LJR: Well, the answer is no, because I haven’t been asked, but the second thing I would say is I think there are goods and bads. One, they don’t have to worry about dating. Well, yet. But even so, they’re still pretty young. Susan was in her prime. I was also, I might add, a late bloomer, but I was still in there, and so to some extent, I think some of the young men that I would meet would want to go out with the Secret Service — they had nothing to do with me. The negative is you’d go out with somebody, and the next day, there’d be something in the paper, and the poor fella just wanted to go to the movies. He wasn’t proposing, and I’m sure it probably hurt him with his other girls that he was running around with, but we had the advantage of age and hopefully some judgement. Now, the other side for the Obama children is that they are young, and they’re very protected by their family, so they’re not quite out front. I hope that they’re making lots and lots of friends at the schools that they’re going to, and they seem to be doing it. Everything I read, that’s the only thing I know, I do see, not because of the presidency connection, but because of their Senate connection. Once a year, the Senate spouses have a lunch for the first lady, and so I’ve had an opportunity to see, I guess, all the first ladies since we left Washington because of the Senate to have lunch with them, but I just wish them well. And I hope they enjoy it. I hope they learn and take every advantage of opportunity, because you can meet so many interesting people, and you can learn so much living there. I’d try to take advantage of it.

SFB: To follow up on Linda’s, I had the advantage of traveling to China with my parents when I was a freshman in college, and the Chairman Mao was the chairman of China then. That’s how long ago it was. I got to meet Chairman Mao, and my dad used to tell this story of when we were walking through the receiving line, and you didn’t know when you were going to meet the chairman, it was one of those things that all of the sudden they would come up to you and say, “We need to get in the cars right now,” and they really didn’t tell you where you were going. You just got in the cars really quickly, but Dr. Kissinger was with us, and Dr. Kissinger would say, OK, we’re obviously going to the palace, and we’re going to meet the chairman at the time, so my father shook his hand. My mother shook his hand, and I shook his hand. He was a very elderly man at the time, and his health was not good, but he was known to like women. This picture that I have with him, his eyes light up like the man who has arisen from the dead and this smile on his face that he’s so glad to see this tall blonde woman in China. When you say you get to meet those amazing people, those are those amazing people you get to meet.

Q: Did you have Secret Service code names?

SFB: Yes, mine was “Panda.” Our whole family was P’s. My mother was “Pinafore.” Dad was “Passkey.” I was “Panda.” One brother was “Professor,” and I can’t remember what the other two were.

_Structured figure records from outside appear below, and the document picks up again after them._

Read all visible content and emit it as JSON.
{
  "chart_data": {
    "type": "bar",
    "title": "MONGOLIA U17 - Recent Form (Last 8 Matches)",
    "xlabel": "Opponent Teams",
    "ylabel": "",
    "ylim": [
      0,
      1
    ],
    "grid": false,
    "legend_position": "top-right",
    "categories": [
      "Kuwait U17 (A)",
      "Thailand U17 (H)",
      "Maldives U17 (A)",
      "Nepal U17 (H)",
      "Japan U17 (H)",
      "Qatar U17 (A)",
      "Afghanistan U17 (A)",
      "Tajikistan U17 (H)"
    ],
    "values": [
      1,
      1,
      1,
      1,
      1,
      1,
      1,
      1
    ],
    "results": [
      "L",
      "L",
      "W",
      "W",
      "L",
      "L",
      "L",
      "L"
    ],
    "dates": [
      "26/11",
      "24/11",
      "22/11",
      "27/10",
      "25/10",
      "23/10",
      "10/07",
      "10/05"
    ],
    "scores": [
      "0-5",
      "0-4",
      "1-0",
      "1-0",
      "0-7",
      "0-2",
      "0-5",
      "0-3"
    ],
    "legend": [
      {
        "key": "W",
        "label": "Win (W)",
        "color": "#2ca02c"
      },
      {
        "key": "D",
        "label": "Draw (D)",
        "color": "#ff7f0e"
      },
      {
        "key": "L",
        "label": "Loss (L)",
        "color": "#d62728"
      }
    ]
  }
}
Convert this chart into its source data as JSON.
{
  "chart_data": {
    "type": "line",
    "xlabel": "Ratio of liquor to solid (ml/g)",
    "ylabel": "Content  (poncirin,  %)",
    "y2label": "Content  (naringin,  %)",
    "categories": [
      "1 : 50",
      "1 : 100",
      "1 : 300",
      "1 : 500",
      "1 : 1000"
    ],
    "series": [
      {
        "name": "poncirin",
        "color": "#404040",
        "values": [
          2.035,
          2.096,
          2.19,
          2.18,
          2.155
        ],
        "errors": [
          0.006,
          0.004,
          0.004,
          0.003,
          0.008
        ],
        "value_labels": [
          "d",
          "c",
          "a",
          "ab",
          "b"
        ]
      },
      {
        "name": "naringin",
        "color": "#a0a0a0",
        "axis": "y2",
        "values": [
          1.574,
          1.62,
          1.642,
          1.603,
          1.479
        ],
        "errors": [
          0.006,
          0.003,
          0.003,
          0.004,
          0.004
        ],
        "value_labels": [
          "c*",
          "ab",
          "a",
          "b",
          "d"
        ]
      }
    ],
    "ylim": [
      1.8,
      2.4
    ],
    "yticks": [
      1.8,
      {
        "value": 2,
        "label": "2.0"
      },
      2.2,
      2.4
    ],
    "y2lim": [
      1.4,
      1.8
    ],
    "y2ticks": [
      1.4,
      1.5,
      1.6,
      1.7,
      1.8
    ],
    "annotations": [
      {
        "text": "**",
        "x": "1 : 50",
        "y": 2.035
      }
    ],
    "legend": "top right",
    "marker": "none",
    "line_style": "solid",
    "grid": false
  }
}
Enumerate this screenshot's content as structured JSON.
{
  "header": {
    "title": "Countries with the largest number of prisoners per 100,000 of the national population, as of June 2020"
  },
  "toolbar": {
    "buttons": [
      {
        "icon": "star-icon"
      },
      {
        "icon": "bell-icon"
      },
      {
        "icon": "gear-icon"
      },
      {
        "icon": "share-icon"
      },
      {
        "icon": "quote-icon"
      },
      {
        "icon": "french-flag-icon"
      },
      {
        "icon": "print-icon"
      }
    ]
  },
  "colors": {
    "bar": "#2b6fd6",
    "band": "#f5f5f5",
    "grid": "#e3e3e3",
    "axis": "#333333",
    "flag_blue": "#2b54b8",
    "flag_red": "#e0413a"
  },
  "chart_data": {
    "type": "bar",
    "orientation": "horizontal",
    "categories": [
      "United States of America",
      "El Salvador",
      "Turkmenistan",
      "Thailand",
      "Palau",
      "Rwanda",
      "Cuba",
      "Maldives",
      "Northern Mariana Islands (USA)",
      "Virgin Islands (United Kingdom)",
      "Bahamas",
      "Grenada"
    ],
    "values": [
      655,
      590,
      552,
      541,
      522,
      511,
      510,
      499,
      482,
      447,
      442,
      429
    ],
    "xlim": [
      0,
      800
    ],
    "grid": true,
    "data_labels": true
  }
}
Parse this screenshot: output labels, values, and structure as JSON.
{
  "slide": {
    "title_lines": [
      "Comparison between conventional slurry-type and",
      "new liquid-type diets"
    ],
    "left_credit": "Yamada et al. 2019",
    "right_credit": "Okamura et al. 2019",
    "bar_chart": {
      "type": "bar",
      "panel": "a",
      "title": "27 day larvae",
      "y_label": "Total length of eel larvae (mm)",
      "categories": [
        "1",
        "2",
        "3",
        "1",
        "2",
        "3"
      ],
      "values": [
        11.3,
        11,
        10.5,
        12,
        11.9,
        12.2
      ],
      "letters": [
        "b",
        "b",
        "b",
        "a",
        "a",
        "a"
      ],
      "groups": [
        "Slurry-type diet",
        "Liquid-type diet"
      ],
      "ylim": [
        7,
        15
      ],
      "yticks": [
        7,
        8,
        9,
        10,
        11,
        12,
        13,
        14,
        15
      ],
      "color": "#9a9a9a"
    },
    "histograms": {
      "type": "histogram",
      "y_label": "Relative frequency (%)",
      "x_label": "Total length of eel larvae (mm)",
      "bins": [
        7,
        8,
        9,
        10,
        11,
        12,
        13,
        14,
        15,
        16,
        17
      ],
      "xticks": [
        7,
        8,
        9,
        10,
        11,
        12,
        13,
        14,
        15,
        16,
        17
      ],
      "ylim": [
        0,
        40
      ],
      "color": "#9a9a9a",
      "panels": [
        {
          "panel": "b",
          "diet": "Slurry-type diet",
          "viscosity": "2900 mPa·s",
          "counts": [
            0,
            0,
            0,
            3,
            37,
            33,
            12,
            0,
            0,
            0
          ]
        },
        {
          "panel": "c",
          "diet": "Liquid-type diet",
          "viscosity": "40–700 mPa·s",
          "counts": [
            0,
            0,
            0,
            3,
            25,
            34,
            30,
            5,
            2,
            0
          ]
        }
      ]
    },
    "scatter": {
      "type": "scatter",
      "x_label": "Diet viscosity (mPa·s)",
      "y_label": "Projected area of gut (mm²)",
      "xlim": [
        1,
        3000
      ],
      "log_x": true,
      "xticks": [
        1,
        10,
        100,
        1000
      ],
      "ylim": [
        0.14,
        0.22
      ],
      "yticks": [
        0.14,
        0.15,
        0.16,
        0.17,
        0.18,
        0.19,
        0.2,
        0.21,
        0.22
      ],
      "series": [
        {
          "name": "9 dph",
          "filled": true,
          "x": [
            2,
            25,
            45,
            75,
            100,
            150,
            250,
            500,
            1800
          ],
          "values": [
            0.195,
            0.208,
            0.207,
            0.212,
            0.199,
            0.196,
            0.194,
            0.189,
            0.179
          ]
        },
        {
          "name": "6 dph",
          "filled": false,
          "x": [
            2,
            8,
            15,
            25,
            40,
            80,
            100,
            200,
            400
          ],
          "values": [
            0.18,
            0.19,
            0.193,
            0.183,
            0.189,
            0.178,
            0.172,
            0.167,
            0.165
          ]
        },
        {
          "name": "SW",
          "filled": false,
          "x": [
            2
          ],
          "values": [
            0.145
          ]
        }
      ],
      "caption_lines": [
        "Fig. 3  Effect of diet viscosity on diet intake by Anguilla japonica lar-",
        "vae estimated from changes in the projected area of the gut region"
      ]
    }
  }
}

LJR: Well, we were L’s. Perfect. Daddy was “Leader.” No, no. We were V’s. I take it back. That was what we were. I was “Venus.” No, no. I’m just teasing. I was not “Venus.” “Venus” is what I wanted to be. (My sister) Luci was “Venus.” Mother was “Victoria.” She thought that “Victoria” was kind of stuffy, but later on, when I grew up and got married, and we had a costume party — “Come as your favorite lovers.” Mother came as “Victoria” with a big medallion of her poor dead Albert, so she looked great. She looked wonderful as Victoria. Chuck wasn’t anything. I was “Velvet,” so (my daughter) Lucinda was “Velvetine.” Very wonderful. But we loved it, and I just loved my Secret Service agents and kept up with all of them. One of them has recently stepped down as the head of the security at the Capitol. You probably remember Bill Livingood saying, “Mr. Speaker, the president of the United States.” Anyway, the important thing you learn in this is it doesn’t matter who is in the White House, it matters who is the usher, because he’s the one who will get you in for a tour, and the same thing is true, you know, you have to keep up with friends, because I would call Bill and say, “Bill, I need a parking spot at the Capitol. Can you get me in?” So keep up with all those friends.